May 25, 2018
Finally, some good news. We may get nuclear armageddon after all.
The security of the US’ nuclear arsenal once lay in the hands of a few young men warped on hallucinogenic drugs. Records obtained by AP show that troops at a high-security nuke base in Wyoming bought, distributed, and used LSD.
After an airman made a social media post of himself smoking a joint, Air Force investigators were on the case, and eventually disciplined 14 airmen, convicting six of LSD use, distribution, or both.
“Although this sounds like something from a movie, it isn’t,” said Captain Charles Grimsley, one of the lead prosecutors.
Captain Grimsley sounds like a buzzkill tbh.
The men were part of the 90th Missile Wing, and were stationed at F.E. Warren Air Force Base, just outside Cheyenne, Wyoming. The wing operates one-third of the 400 Minuteman 3 nuclear missiles that sit ready and waiting for war in silos scattered across the US’ empty Great Plains region.
When they weren’t safeguarding the US’ most powerful weapons, the men would gather to take LSD, cocaine, and ecstasy, sometimes on base.

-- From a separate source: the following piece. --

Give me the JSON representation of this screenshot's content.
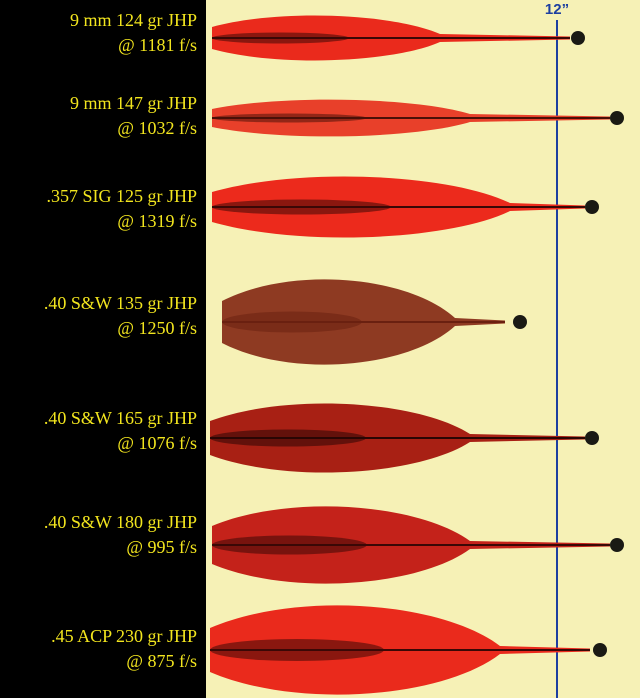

The leader of the gang, Airman 1st Class Nickolos Harris, told the military court that he sourced LSD from civilian contacts, before distributing it to his fellow airmen at parties in 2015 and 2016.
LSD, short for lysergic acid diethylamide, has been a popular hallucinogen since it was first synthesized by Swiss chemist Dr. Albert Hoffman in 1938. The airmen would consume a small drop of the liquid on a piece of blotter paper, enough to alter their consciousness for hours on end.
“I absolutely just loved altering my mind,” said Harris. The court heard how Harris and his friends gathered to watch YouTube videos, “then went longboarding on the streets of Denver while high on LSD.”
Pretty cool tbh.
“Minutes felt like hours, colors seemed more vibrant and clear,” another testified. “In general, I felt more alive.”
Drugs can go one way or the other.
They can expand your mind enough to understand that interdimensional Jews are raping kids through time-portals.
Or you just become a nigger-loving degenerate.
So idk, we’ll see if these guys pull the trigger or not before I cast judgment on them.